Where is OSPF configured on your concentrator? Look up route redistribution, network statements, and prefix origination for your concentrator’s make and model. I’m sure it’s somewhere in the OSPF hierarchy.
In all fairness, I made a generalization that wasn’t specific to VPN concentrators. I don’t do much with VPNs on this scale, so may be worth verifying further.
The core network has been working perfectly for years. It has been configured this way many years ago (I wasn’t in this company at that time) and we’ve never had any issues with it.
We have a lot of users/departments so we use many private / public subnets. That’s why they decided to use secondary IP addresses instead of creating a way too many VLANs with similar security policies.
It’s maybe not the best way but definitely a working and stable one.
Well, I think it was configured this way a looong time ago where it had 2-3 secondary IP addresses at most. But as the use of the IT became more and more popular, they had to add new subnets one by one which led to where we are now.
No need to get defensive. Certainly you recognize placing all the subnets in the same vlan is not a best practice. Nor is mixing public address space and private address space in the same vlan. It will make any attempt at microsegmentation a nightmare chore one day. Using vlan1 is not best practice. It likely has worked for years, with minimal requirements other than just work. If you suddenly had requirements to add a range for dhcp and needed a helper you would run into issues, and as you are seeing now, adding dynamic routing presents issues. There is a reason industry best practices are considered best practices.

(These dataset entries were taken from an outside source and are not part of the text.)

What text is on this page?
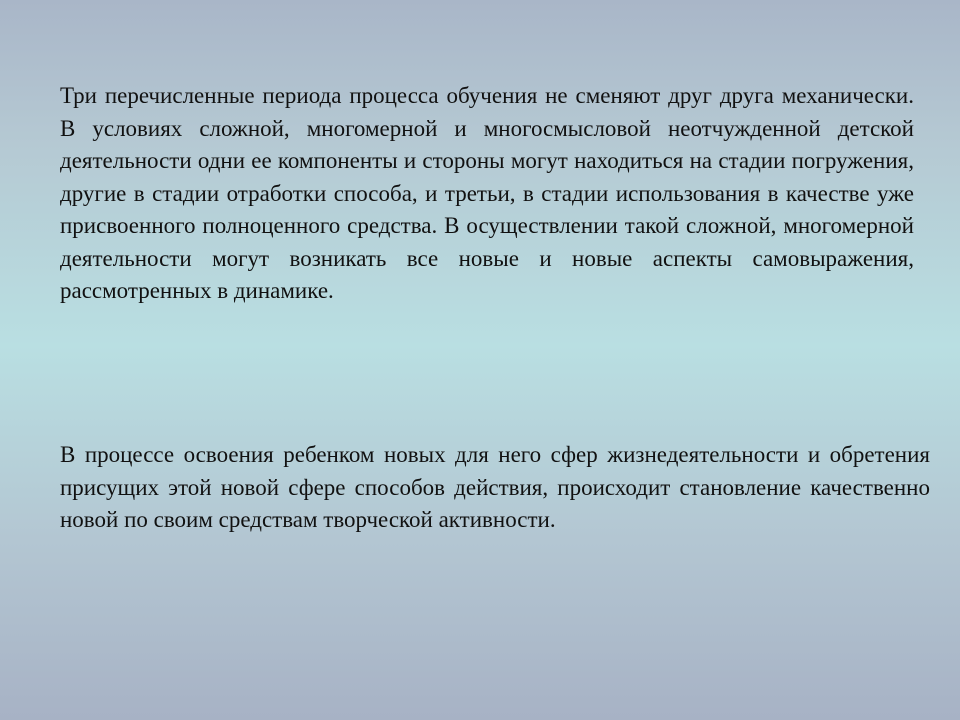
Три перечисленные периода процесса обучения не сменяют друг друга механически. В условиях сложной, многомерной и многосмысловой неотчужденной детской деятельности одни ее компоненты и стороны могут находиться на стадии погружения, другие в стадии отработки способа, и третьи, в стадии использования в качестве уже присвоенного полноценного средства. В осуществлении такой сложной, многомерной деятельности могут возникать все новые и новые аспекты самовыражения, рассмотренных в динамике.

В процессе освоения ребенком новых для него сфер жизнедеятельности и обретения присущих этой новой сфере способов действия, происходит становление качественно новой по своим средствам творческой активности.
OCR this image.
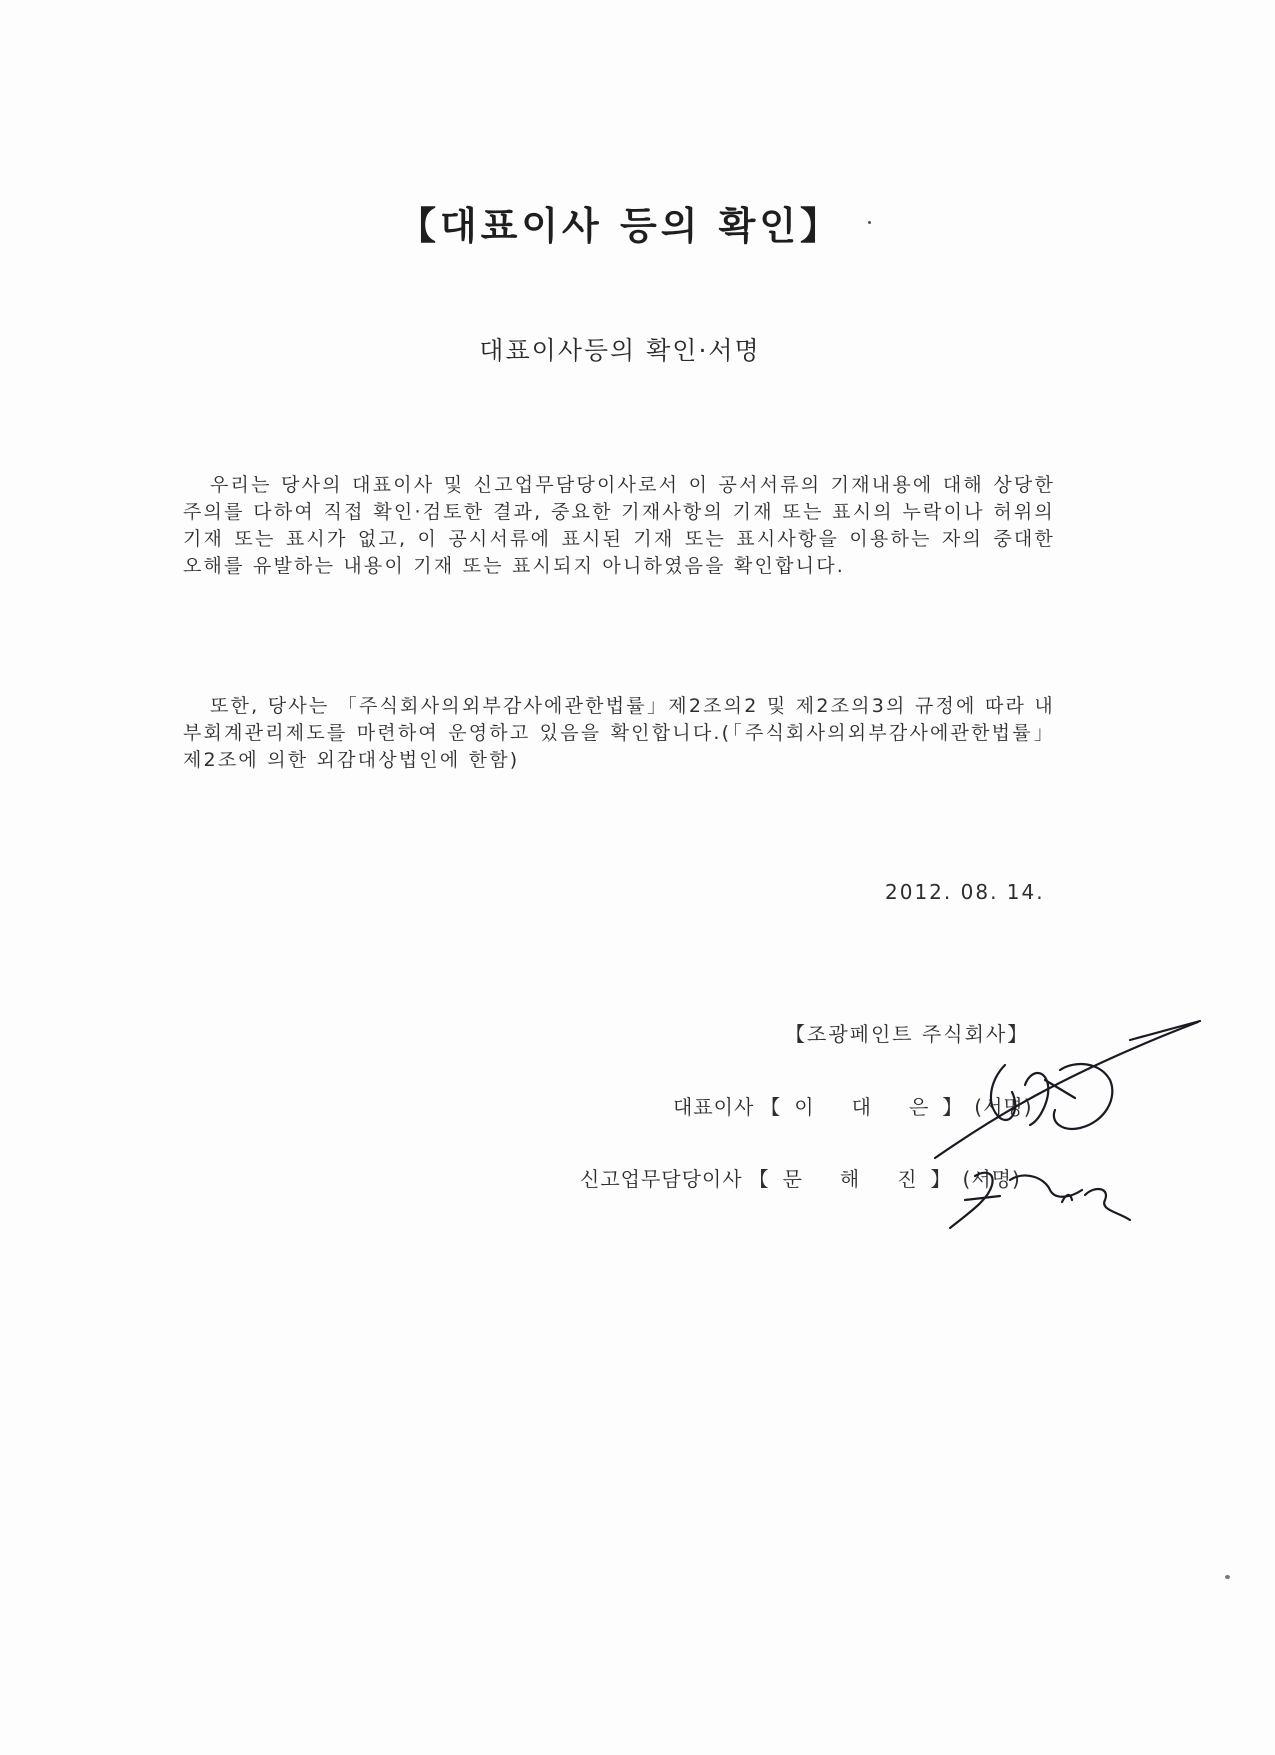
【대표이사 등의 확인】
대표이사등의 확인·서명
우리는 당사의 대표이사 및 신고업무담당이사로서 이 공서서류의 기재내용에 대해 상당한 주의를 다하여 직접 확인·검토한 결과, 중요한 기재사항의 기재 또는 표시의 누락이나 허위의 기재 또는 표시가 없고, 이 공시서류에 표시된 기재 또는 표시사항을 이용하는 자의 중대한 오해를 유발하는 내용이 기재 또는 표시되지 아니하였음을 확인합니다.
또한, 당사는 「주식회사의외부감사에관한법률」제2조의2 및 제2조의3의 규정에 따라 내부회계관리제도를 마련하여 운영하고 있음을 확인합니다.(「주식회사의외부감사에관한법률」제2조에 의한 외감대상법인에 한함)
2012. 08. 14.
【조광페인트 주식회사】
대표이사 【 이 대 은 】 (서명)
신고업무담당이사 【 문 해 진 】 (서명)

I am sorry, but the three little dots sounded a bit harsh considering I have nothing to do with the current core network configuration.
Thank you for your feedback and let me give you some elements to better understand our situation.
First of all we clearly don’t have all the subnets in the same vlan. These are just “USERS” subnets but besides that we have VLANs for IoT, WiFi, specific departments, VoIP, management, etc.
I am not sure to understand what the issue would be with dhcp. We use ip helper address and often add new dhcp range with no struggles.
But I 100% agree with you that it could and probably should be configured differently for part of it. Unfortunately as said in my previous message, the configuration has been done a long time ago when I wasn’t there. But we are in the process of changing some devices of the core network so it’ll be a good opportunity.
VPN concentrator’s public IP address is in the subnet of a secondary IP address
and
These are just “USERS” subnets
Those two statements are not congruent. Again, no need to be defensive. We ALL have inherited things like this and worse. We all have seen why not to do these things. No one is berating you. We are looking at the design and saying …hrmm.